Figure 4: Small gain changes consistent with feature attention or surround modulation enable different visual features to guide choices.
A. Schematic of the hypothesis that gain changes will reformat stimulus representations to align with a fixed readout axis depending upon the relevant feature.
B. Small gain changes can, but do not necessarily transform the population response to enable different features to guide choices. Similar to Figure 3, we simulated neurons tuned to two features and assigned small gains to each neuron by drawing from a distribution similar to the distribution of gains that have been reported for feature attention(22). Some random draws transform the population such that the representation of the task-relevant feature is aligned with the readout axis (black). As in the previous simulation, many random draws from the same distributions (black vs gray points; left) do not (gray; right).
C. Stimuli varied in color/luminance (blue to gray) and curviness/shape (triangle to circle). Background colors allow comparison to neural results in G and H.
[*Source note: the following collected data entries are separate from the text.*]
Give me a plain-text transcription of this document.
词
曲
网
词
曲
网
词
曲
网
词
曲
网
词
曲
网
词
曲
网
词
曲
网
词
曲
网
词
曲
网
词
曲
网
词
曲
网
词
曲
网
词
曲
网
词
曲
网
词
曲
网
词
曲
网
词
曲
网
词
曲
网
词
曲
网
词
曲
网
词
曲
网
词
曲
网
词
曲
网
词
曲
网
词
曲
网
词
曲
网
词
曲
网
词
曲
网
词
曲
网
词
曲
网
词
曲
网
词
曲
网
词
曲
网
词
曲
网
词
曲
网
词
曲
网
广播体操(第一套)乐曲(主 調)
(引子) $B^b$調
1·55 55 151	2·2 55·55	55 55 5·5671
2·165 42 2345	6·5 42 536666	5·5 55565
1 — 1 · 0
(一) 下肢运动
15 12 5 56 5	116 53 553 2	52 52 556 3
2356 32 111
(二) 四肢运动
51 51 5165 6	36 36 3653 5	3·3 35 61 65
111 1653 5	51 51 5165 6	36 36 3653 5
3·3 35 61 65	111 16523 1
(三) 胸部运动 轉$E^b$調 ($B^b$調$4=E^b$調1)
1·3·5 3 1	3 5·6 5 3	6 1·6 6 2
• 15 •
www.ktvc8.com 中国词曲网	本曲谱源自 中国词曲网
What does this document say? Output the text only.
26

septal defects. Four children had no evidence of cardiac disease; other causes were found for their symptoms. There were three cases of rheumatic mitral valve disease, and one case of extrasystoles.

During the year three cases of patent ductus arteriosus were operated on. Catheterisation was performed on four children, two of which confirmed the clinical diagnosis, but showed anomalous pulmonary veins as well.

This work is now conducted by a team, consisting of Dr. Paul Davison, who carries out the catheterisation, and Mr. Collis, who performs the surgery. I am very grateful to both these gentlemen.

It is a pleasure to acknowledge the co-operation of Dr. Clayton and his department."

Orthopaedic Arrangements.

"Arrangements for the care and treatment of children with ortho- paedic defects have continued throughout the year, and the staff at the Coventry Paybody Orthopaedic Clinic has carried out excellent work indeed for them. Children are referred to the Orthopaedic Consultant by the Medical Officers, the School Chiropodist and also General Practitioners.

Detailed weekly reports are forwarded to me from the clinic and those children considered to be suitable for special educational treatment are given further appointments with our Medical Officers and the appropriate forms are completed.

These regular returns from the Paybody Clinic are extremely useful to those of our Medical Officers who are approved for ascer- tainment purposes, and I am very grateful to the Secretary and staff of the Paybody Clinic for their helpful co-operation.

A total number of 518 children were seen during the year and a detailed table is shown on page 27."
D. Schematic of the two-feature (curvature/color) discrimination task. The monkey was rewarded for making a saccade to one of the stimuli (one in the joint receptive fields of the recorded V4 neurons and one in the opposite hemifield). During the curvature task, the colors of the two stimuli were the same (selected from the same row in C) and the more circular stimulus was rewarded. During the color task, the stimuli were the same (selected from the same column in C) and the bluer stimulus was rewarded.
E. Example psychometric curves for the curvature (black) and color (blue) task. The plot depicts the proportion of trials in which the monkey chose the stimulus in the receptive fields of the recorded V4 neurons as a function of the relevant feature of the stimulus that was in that receptive field. These data are from a single experimental session (314 total trials, 89% correct overall; 176 color task trials, 89% correct; 138 shape task trials, 90% correct). Across the 23 sessions that were used for further analysis, during which curvature and color task trials were randomly interleaved, the monkey performed at 85.45% correct overall (~ 610 trials on average per session), 79.54% on the color task, and 91.65% on the shape task.
F. Replication of previous results showing a relationship between the modulation of neural responses associated with the different tasks and the selectivity of the neuron to the two features. The linear fit (R2=0.032; intercept=0.007 (p<10−11); slope=0.19 (p<10−8)) and 95% confidence intervals are indicated by black line and gray shaded region.
G. Population representation of the two stimulus features using PCA (left) and QR decomposition (right) to visualize the representations of color (blue to yellow gradient) and shape (black to gray gradient) of the image in the population RF. Each point is the V4 population response on one trial.
H. Evidence that task-dependent gains reformat neural representations to enable flexibility in which feature guides choices (left). The middle and right plots depict correlations between the values predicted by the linear combination of V4 responses that best predicts color (left) or curvature (right) and the actual values of shapes, colors, and choices in the color (y-axes) or curvature task trials (x-axes). Across both tasks, shape and color are decoded well on the shape and color axes respectively, but not vice versa, suggesting that the two features are approximately orthogonally represented in neural population space. As predicted by the simulations (square markers), on color task trials, we could decode the animal’s choices significantly better on the color than on the shape axis (Wilcoxon signed rank test, p<10−4), and on shape trials, we could decode choices significantly better on the shape than the color axis (Wilcoxon signed rank test, p<10−4). Marginal histograms with arrows indicating means are shown at the top and right of both panels (black line and the number indicate the experiment count).